Belki “Hicret”; dini yaşamak, yaşatmak, neşretmek ve yeni bir İslam topluluğu oluşturmak ve oluşan bu toplumu sayıca çoğaltarak koruma ve destekleme hareketidir. Zira Hz. Peygamber (s.a.v.) ashabını hem hicrete teşvik etmiş hem de hicret etmeyenler hakkında müeyyide getirmiştir. Bu sebeple de hicret "her inanan kimseye" FARZ” ilan edildi.

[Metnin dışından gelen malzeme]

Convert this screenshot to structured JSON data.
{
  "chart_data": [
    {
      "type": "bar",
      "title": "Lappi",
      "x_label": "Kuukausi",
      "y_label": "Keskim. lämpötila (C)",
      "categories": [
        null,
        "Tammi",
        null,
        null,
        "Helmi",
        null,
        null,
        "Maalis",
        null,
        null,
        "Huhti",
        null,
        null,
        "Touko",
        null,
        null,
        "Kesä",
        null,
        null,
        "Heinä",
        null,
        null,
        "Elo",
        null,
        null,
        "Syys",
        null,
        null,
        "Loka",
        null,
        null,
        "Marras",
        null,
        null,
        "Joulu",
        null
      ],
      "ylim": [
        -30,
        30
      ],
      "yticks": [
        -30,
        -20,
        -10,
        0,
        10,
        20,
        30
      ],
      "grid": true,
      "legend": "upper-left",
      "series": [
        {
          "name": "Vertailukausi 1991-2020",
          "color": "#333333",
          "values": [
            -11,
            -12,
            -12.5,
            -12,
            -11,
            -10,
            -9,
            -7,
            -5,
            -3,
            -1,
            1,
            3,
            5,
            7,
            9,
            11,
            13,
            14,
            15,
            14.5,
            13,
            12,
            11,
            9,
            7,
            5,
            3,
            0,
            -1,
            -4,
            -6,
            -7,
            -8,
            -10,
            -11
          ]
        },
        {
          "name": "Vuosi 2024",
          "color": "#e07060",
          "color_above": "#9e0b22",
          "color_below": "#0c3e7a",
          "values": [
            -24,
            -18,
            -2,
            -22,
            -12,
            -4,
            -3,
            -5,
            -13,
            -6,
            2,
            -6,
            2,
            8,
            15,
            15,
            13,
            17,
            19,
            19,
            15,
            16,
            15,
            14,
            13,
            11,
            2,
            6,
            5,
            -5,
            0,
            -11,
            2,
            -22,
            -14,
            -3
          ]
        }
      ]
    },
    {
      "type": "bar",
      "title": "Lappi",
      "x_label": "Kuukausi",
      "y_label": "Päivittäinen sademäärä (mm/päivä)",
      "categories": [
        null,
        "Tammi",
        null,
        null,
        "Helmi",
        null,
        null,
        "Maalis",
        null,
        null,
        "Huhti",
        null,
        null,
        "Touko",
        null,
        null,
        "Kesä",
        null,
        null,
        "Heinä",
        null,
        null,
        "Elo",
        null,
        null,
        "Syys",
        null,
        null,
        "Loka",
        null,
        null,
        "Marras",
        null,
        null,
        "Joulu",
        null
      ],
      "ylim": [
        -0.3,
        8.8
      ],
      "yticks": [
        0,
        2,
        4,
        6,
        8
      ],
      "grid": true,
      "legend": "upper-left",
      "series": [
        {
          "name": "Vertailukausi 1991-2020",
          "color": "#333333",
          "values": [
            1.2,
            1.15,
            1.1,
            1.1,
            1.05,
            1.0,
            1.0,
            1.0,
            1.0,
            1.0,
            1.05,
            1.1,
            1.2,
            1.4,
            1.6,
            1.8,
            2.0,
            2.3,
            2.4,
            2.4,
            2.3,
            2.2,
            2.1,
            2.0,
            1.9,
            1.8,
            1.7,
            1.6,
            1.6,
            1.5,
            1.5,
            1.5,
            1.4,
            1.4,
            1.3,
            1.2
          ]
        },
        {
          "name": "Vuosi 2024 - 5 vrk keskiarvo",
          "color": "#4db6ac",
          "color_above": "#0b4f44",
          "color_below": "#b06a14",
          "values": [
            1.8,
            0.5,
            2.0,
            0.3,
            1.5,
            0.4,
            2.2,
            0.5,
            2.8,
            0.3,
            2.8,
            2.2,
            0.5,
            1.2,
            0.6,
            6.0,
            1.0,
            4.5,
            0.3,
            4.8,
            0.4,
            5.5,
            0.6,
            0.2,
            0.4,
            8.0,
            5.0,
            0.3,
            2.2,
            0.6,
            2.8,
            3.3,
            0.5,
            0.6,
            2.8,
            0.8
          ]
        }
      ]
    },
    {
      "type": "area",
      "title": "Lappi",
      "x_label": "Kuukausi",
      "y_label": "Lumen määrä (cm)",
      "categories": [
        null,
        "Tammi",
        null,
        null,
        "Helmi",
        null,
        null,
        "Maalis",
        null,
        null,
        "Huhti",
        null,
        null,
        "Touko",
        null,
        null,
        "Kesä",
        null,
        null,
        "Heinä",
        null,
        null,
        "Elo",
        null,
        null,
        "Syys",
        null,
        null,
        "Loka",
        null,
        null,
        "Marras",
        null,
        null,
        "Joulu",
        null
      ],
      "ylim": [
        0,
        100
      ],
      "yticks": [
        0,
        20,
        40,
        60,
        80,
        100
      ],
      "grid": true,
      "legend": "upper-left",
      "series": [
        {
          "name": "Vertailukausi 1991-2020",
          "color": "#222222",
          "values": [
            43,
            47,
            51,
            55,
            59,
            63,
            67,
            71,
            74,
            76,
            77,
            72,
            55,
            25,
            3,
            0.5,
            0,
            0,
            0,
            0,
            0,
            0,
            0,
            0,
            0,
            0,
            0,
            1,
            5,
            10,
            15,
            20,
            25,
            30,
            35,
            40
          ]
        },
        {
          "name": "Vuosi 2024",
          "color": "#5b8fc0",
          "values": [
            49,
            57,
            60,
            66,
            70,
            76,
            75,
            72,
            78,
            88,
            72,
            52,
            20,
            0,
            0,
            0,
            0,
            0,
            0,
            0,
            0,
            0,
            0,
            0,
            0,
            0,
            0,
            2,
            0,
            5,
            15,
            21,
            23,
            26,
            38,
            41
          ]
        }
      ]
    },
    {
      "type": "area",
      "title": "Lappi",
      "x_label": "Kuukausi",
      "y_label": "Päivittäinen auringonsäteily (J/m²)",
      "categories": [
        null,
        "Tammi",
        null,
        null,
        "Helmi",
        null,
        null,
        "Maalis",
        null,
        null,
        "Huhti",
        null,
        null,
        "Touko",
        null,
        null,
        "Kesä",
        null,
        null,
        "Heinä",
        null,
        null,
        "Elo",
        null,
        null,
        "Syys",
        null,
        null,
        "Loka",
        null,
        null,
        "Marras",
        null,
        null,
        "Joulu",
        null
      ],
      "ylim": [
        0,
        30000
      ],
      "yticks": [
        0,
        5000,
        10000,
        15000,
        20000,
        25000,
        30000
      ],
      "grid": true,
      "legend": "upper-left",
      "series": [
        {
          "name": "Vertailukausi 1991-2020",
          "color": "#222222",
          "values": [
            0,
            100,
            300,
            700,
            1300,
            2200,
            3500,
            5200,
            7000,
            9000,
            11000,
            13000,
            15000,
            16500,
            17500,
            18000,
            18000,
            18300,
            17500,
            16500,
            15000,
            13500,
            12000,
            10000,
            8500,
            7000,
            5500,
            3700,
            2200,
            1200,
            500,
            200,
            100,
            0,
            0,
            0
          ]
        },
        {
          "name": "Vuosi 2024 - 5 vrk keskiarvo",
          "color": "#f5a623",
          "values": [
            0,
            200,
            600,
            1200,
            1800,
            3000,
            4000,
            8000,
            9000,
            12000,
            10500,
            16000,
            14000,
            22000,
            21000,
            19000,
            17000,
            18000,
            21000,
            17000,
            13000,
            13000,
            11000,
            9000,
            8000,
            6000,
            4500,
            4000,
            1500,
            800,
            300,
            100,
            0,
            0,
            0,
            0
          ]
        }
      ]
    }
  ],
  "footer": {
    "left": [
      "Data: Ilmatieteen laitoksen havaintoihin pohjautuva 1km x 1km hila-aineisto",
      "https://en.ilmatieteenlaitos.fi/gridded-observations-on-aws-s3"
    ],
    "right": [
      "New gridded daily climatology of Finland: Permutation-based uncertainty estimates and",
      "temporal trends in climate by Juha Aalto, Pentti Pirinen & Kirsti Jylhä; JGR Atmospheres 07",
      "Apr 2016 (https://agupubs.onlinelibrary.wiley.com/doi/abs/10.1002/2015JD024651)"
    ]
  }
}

Hz. Peygamber (s.a.): "Bir müşrik, Müslüman olduktan sonra hicret edip müşriklerden ayrılmadıkça Allah onun hiçbir amelini kabul etmez" (Sanani, Subulu’s-Selam, 4/ 85) buyurdu. Bu hususu te'yid eden Kur'an-ı Kerim: "...İman edip de hicret etmeyenlere ise, hicret edecekleri zamana kadar, sizin onlara hiçbir şey ile velayetiniz yoktur..." der. (Enfal, 8/72)

Mekke’nin fethiyle birlikte Rasulullah Mekke ve havalisinden Medine'ye olan hicreti ilga etti. (Müslim, İmaret 20 (1863) c.2 s.1488; Nevevi, Şerhu Müslim, 13/ 8).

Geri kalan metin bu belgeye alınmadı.